The great American promise is that if you work hard—no matter where you come from—you can be anything you want to be. Ron Suskind set out only to challenge that notion when he began reporting A Hope in the Unseen, published in 1995. And the then Wall Street Journal reporter took it several steps further–to understand more deeply what that means for “the other America.”
The book is an extension of Suskind’s Pulitzer Prize-winning series on honor students at Ballou High School in Washington, DC, one of the city’s worst high schools located in its most dangerous neighborhood. During that reporting he met Cedric Jennings, the book’s central character.
From the first page to the last, Suskind’s reporting is precise, his writing is clear and the narrative that he weaves together is seamless. It is Suskind’s writing that brings nuance and substance to the experiences of poor African Americans who are trying to climb out of despair and hardship, creating three-dimensional characters. Much of what is written about “the other America” — mostly people of color who face systemic challenges in social mobility–doesn’t go any deeper than playing with their vulnerabilities.
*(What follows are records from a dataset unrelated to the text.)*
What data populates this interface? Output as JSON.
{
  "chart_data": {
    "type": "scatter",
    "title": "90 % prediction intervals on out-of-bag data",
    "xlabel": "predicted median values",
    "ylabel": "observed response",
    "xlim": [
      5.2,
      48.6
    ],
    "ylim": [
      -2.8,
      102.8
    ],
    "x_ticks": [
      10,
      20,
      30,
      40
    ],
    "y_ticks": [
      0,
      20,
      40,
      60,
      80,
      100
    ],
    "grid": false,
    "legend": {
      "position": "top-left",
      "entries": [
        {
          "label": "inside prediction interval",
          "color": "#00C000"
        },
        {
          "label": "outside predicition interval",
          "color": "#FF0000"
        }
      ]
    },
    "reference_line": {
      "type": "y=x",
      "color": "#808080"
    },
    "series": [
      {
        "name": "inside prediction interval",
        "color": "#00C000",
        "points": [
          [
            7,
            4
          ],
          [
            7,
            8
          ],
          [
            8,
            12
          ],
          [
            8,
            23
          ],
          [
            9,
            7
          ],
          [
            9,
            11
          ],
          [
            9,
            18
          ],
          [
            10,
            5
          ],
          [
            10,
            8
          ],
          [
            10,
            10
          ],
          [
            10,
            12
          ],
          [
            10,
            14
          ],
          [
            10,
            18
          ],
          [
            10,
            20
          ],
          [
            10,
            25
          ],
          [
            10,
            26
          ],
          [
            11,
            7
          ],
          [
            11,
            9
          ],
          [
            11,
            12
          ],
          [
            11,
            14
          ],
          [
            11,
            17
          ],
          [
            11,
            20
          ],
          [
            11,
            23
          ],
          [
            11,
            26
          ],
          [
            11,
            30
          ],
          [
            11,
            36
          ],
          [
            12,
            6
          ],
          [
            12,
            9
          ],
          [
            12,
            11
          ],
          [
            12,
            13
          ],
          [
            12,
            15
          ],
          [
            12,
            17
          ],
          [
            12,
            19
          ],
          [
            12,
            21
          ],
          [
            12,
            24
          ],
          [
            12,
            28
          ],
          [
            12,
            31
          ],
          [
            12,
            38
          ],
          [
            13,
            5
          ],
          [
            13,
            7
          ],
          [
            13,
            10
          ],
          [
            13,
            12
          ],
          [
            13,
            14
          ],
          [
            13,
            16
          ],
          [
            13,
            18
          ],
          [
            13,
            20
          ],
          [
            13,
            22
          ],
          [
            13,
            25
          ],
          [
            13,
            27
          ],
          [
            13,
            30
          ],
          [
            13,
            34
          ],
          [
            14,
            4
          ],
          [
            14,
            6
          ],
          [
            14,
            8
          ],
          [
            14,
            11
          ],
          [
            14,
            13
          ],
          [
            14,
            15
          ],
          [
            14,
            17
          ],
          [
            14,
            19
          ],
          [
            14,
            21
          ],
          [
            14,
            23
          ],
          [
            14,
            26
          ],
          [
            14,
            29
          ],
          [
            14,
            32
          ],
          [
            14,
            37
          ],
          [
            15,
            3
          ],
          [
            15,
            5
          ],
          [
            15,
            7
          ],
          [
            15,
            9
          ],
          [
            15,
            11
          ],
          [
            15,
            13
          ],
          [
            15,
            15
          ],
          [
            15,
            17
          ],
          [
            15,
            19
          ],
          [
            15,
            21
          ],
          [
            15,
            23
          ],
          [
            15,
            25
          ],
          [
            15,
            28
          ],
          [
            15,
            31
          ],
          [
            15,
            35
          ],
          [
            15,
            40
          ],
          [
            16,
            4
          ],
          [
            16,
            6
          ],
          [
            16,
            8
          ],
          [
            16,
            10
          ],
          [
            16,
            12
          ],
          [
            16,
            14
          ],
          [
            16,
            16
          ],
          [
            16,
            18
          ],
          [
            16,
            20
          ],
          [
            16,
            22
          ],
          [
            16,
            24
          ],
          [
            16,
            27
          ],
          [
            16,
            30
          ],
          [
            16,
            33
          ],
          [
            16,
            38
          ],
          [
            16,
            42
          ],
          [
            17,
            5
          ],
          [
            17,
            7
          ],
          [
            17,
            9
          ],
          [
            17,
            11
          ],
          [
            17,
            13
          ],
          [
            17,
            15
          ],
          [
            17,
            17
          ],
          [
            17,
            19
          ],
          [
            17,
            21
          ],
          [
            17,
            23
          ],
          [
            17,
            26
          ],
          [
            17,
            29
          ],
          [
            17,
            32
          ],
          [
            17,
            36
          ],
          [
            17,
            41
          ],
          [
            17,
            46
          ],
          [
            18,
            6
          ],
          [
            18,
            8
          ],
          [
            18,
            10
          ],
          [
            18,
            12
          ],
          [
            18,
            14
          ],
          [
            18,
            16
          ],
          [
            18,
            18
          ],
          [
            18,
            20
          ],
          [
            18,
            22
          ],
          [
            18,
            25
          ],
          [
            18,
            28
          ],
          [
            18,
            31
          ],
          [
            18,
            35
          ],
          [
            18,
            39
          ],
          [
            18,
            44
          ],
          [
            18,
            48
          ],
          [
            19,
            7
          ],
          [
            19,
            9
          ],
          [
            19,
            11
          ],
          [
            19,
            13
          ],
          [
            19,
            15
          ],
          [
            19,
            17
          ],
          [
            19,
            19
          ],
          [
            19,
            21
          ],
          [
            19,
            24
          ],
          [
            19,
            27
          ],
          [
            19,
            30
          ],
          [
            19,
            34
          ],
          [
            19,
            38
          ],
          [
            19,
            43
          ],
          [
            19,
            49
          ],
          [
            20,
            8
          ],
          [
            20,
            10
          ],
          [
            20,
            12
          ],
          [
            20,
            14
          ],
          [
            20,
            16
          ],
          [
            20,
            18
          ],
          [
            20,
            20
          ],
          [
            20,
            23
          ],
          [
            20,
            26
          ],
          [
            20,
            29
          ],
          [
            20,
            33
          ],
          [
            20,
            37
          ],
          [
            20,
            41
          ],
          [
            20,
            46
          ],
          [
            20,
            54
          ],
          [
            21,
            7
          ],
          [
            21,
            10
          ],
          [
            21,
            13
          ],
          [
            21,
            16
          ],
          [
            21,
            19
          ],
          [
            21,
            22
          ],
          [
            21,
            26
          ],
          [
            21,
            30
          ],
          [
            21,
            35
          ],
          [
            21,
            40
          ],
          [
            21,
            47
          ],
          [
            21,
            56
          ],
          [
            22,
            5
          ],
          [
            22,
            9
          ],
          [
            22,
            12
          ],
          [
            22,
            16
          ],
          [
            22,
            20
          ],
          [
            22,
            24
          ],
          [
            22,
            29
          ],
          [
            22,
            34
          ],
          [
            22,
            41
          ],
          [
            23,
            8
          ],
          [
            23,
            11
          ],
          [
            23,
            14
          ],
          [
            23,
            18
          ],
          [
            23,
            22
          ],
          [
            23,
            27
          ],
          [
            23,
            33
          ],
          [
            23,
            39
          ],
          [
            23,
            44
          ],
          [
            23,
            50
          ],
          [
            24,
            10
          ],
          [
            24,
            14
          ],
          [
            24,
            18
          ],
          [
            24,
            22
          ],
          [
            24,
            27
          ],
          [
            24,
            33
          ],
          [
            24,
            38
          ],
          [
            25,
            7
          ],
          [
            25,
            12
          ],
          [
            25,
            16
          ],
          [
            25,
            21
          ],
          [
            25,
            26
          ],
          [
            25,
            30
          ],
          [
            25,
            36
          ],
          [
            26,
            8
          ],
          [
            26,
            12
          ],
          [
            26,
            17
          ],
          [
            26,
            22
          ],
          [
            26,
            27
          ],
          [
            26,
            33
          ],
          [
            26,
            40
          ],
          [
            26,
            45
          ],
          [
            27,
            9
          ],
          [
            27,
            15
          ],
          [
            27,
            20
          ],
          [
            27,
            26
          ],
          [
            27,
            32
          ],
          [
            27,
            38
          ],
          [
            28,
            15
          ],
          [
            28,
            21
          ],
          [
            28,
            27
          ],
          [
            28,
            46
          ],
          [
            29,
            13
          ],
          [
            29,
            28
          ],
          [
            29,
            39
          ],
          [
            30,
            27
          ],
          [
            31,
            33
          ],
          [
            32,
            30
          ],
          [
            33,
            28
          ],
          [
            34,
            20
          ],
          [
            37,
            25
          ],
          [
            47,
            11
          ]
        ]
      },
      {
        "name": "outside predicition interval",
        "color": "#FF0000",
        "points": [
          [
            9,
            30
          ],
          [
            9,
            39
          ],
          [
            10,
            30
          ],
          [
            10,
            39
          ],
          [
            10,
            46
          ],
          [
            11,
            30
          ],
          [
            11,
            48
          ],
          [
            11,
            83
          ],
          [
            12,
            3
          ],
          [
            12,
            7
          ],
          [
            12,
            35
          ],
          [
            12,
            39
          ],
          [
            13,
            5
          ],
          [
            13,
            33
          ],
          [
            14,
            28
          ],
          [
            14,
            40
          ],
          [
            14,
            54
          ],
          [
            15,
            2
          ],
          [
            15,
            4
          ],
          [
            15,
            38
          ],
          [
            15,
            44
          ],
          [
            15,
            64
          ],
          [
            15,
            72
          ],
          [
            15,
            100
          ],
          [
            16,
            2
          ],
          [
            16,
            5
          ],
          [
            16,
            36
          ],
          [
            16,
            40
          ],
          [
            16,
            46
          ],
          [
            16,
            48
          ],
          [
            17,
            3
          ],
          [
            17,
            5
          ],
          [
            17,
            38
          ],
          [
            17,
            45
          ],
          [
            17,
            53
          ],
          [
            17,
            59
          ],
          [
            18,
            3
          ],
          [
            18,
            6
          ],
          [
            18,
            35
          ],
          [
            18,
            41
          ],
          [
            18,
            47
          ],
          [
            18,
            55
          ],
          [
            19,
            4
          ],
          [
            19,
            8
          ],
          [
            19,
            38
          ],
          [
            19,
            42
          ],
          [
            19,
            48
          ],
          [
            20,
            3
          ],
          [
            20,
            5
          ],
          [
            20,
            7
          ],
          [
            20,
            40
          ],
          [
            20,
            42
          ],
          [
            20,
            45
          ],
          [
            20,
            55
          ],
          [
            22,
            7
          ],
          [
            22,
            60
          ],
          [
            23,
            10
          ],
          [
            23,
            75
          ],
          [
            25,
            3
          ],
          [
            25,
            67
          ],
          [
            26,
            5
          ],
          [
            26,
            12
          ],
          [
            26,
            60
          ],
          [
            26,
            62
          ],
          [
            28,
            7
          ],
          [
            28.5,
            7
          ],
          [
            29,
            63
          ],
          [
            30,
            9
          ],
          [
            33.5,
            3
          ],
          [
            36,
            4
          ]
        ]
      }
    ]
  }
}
In this book, Suskind immerses himself with these characters to not only understand their lives, but to effectively become a part of them, capturing the struggles, thoughts and the everyday lived experiences. In the course of reporting the book, he stripped away stereotypes and put flesh on the anecdotes and statistics.
Suskind calls it, “An American odyssey from the inner city to the Ivy League.” He follows Cedric, capturing his angst as a lonesome high school sophomore, to his elation when he is accepted into a prestigious MIT summer prep program for minority students, to his junior year at Brown University, and everything else in between.
At the beginning of the book we meet Cedric as a rising sophomore at Ballou. He is a hard-working, determined, thoughtful, shrewd—and oftentimes stubborn—young man. He is the star student to the teachers and an outcast to his peers. He stays in the shadows at Ballou, missing award ceremonies that honor the few good students at Ballou like him, to avoid his bullies. He would rather sit in his favorite teachers’ classrooms and study for the SAT than go to lunch.
Aside from school, the “everything else in between” centers on his home life and the constant hurdles he faces. Cedric has typical teenage worries, but is forced to be a man in the way his unprivileged life requires. He has to dodge drug dealers leaving school, cook dinner when he gets home and then spend all night studying, getting very little sleep.
Suskind doesn’t just focus on Cedric, he also tells the story of his mother, a woman who pays enormous costs to protect her son. Her name is Barbara. Through Suskind’s precision in reporting and storytelling the reader understands that she is a humble, church-going woman of quiet humility with a backbone of steel. She tries desperately to insulate her son from the constant lure of drugs, crime, gangs and failure that plague their impoverished DC neighborhood. Sometimes, to no avail. Suskind is with her when she makes sure she and Cedric (She calls him by his middle name: Lavar) are in church every Sunday. He follow her when she comes home from work dog-tired, and even when she puts her last $20 in the church collection plate hoping and praying for a better life for her and Lavar.
Suskind brings universal elements to Cedric’s story, as he tries to understand why he is bullied and ridiculed for being smart, why he has to do some of things he has to do, and he is constantly embattled by figuring out how to make his circumstances better. The book explores three main themes: identity, acceptance and education. Cedric is a complex character with internal struggles that Suskind doesn’t exploit but humanizes. One problem in his life is his father, who is also named Cedric, which is why his mother calls him Lavar. The elder Cedric is a classic recidivist. He is a longtime drug user and dealer, even though he has a college degree. His crimes have landed long him in and out of jail, probation and work release programs. Lavar wants his father’s love, but realizes it’s a futile effort.
Through his selection of scenes, quotes and dialogue, Suskind successfully achieves his goal of informing the reader that there are larger forces at work that impede on the success of this family who realizes that great American Dream has not held up its end of the bargain.
We see Cedric constantly question his hard work and whether it’s worth it. He thinks about what the kids at the “good schools” are doing and whether he will make it, especially after being at MIT then Brown, from which he ultimately, with much pain, graduated.